Brent spoke as if he’d memorized his little speech.
“See?” Webb said to the cop. “Someone should have believed me a lot earlier.”
“Yeah,” the cop said in a flat voice. He turned to Brent. “You’re full of crap, and we both know it.”
“I fell and hit my nose on the baggage carousel,” Brent said. “All a misunderstanding.”
“Nothing like a good believable story to keep everyone happy,” the cop said.
“Yup,” Brent said. “Need me to sign a paper or am I good to go?”
“Stay away from this kid,” the cop said. “Understand?”
“Don’t know what you’re talking about,” Brent said. “All a misunderstanding.”
The station phone rang. When no one answered, the cell phone on the cop’s belt rang. Like the call to the station had been forwarded.
The cop waved his hand, and Brent walked out of the station as the cop answered his phone.
The cop listened, then said, “Thanks for calling me back, George. You should get here right away. I can’t hold the kid any longer.”
When he hung up, he walked to the other side of the office, where Webb’s guitar case was leaning against the wall.
He picked it up and handed it to Webb.
“We’re almost done here,” the cop said. “I’ll get the rest of your stuff.”
&nbs
p; “I’m not waiting for George,” Webb said. “Fact is, I’m going to look for another guide.”

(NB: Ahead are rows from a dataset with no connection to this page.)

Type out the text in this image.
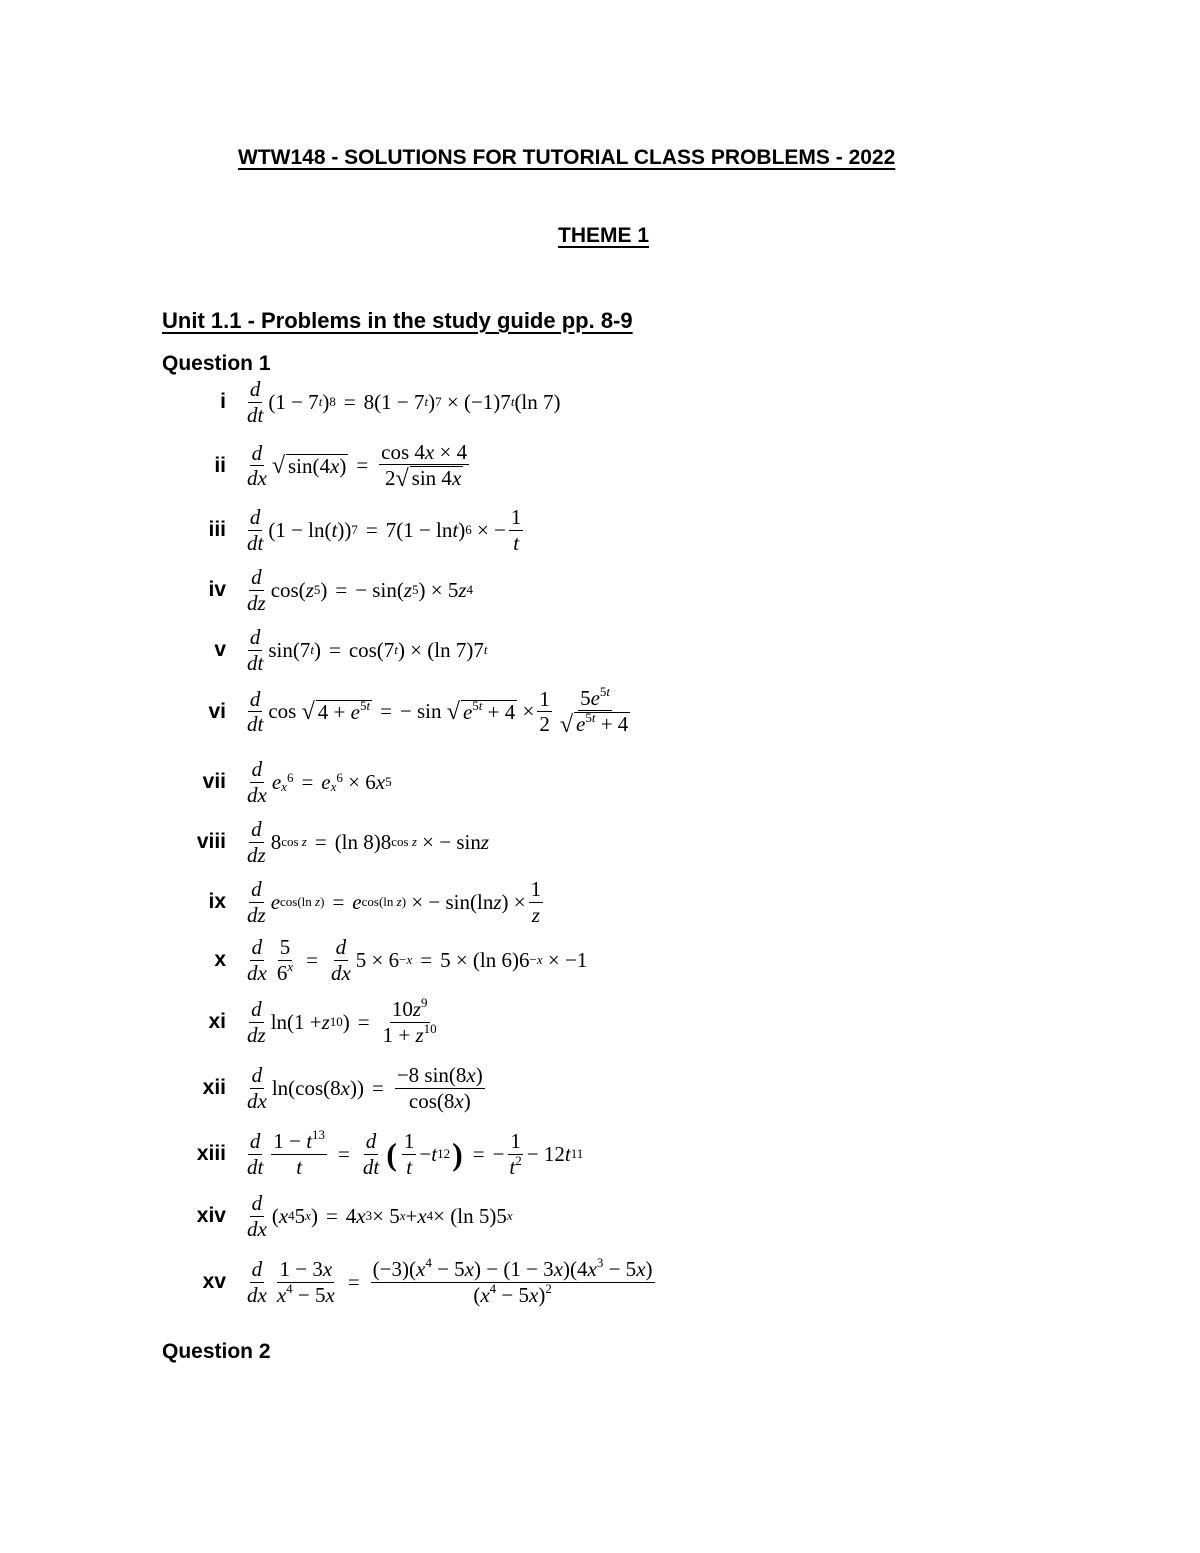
WTW148 - SOLUTIONS FOR TUTORIAL CLASS PROBLEMS - 2022
THEME 1
Unit 1.1 - Problems in the study guide pp. 8-9
Question 1
i $\frac{d}{dt} (1 - 7$ t ) 8 = 8(1 − 7 t ) 7 × (−1)7 t (ln 7)
ii $\frac{d}{dx}$ √ $\sin(4x) = \frac{\cos 4x \times 4}{2 √ \sin 4x}$
iii $\frac{d}{dt} (1 - \ln$( t )) 7 = 7(1 − ln t ) 6 × − $\frac{1}{t}$
iv $\frac{d}{dz} \cos$( z 5 ) = − sin( z 5 ) × 5 z 4
v $\frac{d}{dt} \sin(7$ t ) = cos(7 t ) × (ln 7)7 t
vi $\frac{d}{dt}$ cos √ $4 + e^{5t}$ = − sin √ $e^{5t} + 4 \times \frac{1}{2} \frac{5e^{5t}}{√ e^{5t} + 4}$
vii $\frac{d}{dx}$ e $x^6 = e$ $x^6 \times 6$ x 5
viii $\frac{d}{dz} 8$ cos z = (ln 8)8 cos z × − sin z
ix $\frac{d}{dz}$ e cos(ln z) = e cos(ln z) × − sin(ln z ) × $\frac{1}{z}$
x $\frac{d}{dx} \frac{5}{6^x} = \frac{d}{dx} 5 \times 6 -x = 5 \times (\ln$ 6)6 −x × −1
xi $\frac{d}{dz} \ln(1 + z$ 10 ) = $\frac{10z^9}{1 + z^{10}}$
xii $\frac{d}{dx} \ln(\cos(8$ x )) = $\frac{-8 \sin(8x)}{\cos(8x)}$
xiii $\frac{d}{dt} \frac{1 - t^{13}}{t} = \frac{d}{dt}$ ( $\frac{1}{t} - t$ 12 ) = − $\frac{1}{t^2} - 12$ t 11
xiv $\frac{d}{dx}$ ( x 4 5 x ) = 4 x 3 × 5 x + x 4 × (ln 5)5 x
xv $\frac{d}{dx} \frac{1 - 3x}{x^4 - 5x} = \frac{(-3)(x^4 - 5x) - (1 - 3x)(4x^3 - 5x)}{(x^4 - 5x)^2}$
Question 2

“Nobody better than George. He tells me you want to hike the Canol. He’s the guy for you.”
“The guy who pretended he didn’t see a thing at the airport? What’s he going to do if a grizzly shows up?”
The cop shook his head. “Brent—the guy whose nose you busted—has already spent four years in prison for aggravated assault. That’s not the worst of it. At a work camp last summer, two guys disappeared. Got lost, nobody could find them. That’s the official story. Unofficially? Brent had a grudge against both of them.”
“You’re telling me Brent killed two people?”
“Nope. That would be slander. I am telling you if there was the slightest bit of proof that he was involved in how they disappeared, he’d be behind bars. He’s psycho in the worst way possible—a way impossible to prove. George knows that just as much as anybody else in this town. We all breathe easier when Brent is gone.”
“How about what happened at the airport? That’s not enough reason to put him in here?”
The cop let out a long breath. “Let’s say, in theory, that Brent took the first swing at you. And let’s say, in theory, that I put him in a cell instead of you. I’d have to let him make a phone call, because if I didn’t, his lawyer would be all over me. And his lawyer’s a real pain.”
“How do you know mine isn’t?”
“Let me finish. I throw Brent in here and he’d be out in five hours. And there would only be one thing on his mind. Finding you. In a small town like this, that would take him less than an hour. Which means that six hours after throwing Brent in a cell, you’d be at the clinic. Or worse, flown out to the emergency unit at the hospital in Yellowknife. Or even worse, you wouldn’t even be found. There’s a lot of wilderness out there, and Brent knows it well enough to find a place to hide your body.” He paused for a second and looked Webb in the eye. “Much easier to keep you safe by not letting you out. You’re a kid. Your parents aren’t going to be upset once they hear that I was trying to protect you, which is why I was prepared to keep you from calling a lawyer. Brent’s not stupid. He came in and did what he did so I’d have to let you out. Told me if I didn’t, his lawyer would be calling. I didn’t have much choice. Could you do me a favor and stay here the night anyway? I’ll make sure you get a great meal.”